3. Design with numbers
- Use Jeff Dean's latency numbers
- Calculate capacity with Little's Law
- Estimate storage with back-of-envelope math
Understanding latency and throughput connects directly to many other system design concepts including scalability, SLAs and SLOs, and system design trade-offs.
Frequently Asked Questions
Can you improve both latency and throughput at the same time?
Yes, in many cases. Adding a cache improves both — reads are faster (lower latency) and the database handles fewer requests (increasing effective throughput). Connection pooling, better algorithms, and hardware upgrades can also improve both. The trade-off appears mainly when you use batching (increases throughput, adds latency) or when the system is near capacity.
What is tail latency and why does it matter?
Tail latency refers to the highest latency values (P99, P99.9). In systems that make multiple backend calls per user request (fan-out), the overall latency is determined by the slowest call. If you make 100 parallel calls and each has a P99 of 100ms, there is a 63% chance at least one call will exceed 100ms. Tail latency compounds in distributed systems, making it critical to monitor and optimize.
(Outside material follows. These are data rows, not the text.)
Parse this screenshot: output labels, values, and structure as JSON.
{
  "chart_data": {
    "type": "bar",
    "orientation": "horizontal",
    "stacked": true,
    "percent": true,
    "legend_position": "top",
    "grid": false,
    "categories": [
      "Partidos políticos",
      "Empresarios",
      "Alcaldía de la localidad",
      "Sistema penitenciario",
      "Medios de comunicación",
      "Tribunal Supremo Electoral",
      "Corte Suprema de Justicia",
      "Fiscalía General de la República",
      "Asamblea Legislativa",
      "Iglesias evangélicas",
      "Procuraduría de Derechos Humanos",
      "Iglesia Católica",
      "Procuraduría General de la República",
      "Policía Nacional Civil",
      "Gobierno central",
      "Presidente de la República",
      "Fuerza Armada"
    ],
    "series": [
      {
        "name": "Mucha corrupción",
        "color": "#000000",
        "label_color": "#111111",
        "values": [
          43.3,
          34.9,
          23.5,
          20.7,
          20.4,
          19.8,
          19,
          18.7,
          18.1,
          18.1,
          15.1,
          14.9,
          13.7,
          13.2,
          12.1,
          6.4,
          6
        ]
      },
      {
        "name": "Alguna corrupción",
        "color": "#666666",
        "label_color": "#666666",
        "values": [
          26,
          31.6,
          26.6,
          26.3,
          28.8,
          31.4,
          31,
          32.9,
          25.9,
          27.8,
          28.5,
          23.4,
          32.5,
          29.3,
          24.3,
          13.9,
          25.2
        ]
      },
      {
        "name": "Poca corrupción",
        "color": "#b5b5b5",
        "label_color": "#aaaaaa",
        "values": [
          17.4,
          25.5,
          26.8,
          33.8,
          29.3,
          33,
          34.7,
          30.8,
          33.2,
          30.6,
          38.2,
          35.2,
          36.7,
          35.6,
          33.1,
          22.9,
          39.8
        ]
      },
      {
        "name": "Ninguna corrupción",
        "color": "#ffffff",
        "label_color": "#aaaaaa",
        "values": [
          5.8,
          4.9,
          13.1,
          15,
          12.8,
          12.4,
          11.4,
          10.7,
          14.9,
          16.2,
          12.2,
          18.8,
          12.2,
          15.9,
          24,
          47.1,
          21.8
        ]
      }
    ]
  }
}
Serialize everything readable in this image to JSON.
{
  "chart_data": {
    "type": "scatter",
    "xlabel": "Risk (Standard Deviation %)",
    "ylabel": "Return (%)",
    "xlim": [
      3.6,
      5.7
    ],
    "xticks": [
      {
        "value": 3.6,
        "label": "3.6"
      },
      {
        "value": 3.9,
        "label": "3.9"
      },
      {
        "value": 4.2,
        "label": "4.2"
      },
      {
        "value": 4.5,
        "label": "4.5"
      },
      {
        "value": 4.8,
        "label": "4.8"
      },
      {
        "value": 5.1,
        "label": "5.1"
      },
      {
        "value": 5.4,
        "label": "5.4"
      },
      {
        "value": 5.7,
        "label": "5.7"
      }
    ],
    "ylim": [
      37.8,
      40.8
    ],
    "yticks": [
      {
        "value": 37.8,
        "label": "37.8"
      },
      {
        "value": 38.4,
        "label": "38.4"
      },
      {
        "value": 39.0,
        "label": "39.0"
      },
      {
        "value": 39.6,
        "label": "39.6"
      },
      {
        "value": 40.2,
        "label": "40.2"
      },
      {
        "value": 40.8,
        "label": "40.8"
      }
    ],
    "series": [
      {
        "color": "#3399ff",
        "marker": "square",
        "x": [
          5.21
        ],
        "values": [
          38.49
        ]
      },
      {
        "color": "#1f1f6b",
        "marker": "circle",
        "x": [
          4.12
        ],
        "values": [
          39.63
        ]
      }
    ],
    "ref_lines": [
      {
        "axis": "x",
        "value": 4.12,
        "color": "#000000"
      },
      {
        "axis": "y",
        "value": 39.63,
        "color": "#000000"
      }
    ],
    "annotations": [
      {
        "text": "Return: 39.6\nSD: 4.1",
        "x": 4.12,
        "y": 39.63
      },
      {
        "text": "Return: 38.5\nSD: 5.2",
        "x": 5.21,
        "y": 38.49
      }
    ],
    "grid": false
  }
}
What is a good target for API latency?
It depends on the use case. For user-facing web APIs, P50 under 100ms and P99 under 500ms is a common target. For real-time applications (gaming, trading), P99 under 10ms may be required. For background jobs and batch processing, latency in seconds is often acceptable. Always define your target based on user expectations and business impact.
How does network latency differ from application latency?
Network latency is the time data takes to travel between two points — governed by physics (speed of light) and network infrastructure. Application latency is the time your code takes to process a request. Total latency = network latency + application latency + queueing delays. You can optimize application latency with better code, but network latency has a hard floor: light takes about 67ms to travel from New York to London.
Why do production systems target 50-70% utilization instead of 100%?
Due to queueing theory, latency increases exponentially as utilization approaches 100%. At 90% utilization, latency is roughly 10x the baseline. At 99%, it is 100x. Running at 50-70% provides a comfortable buffer for traffic spikes while keeping latency reasonable. This is also why auto-scaling triggers well before 100% capacity — typically at 60-80% CPU utilization.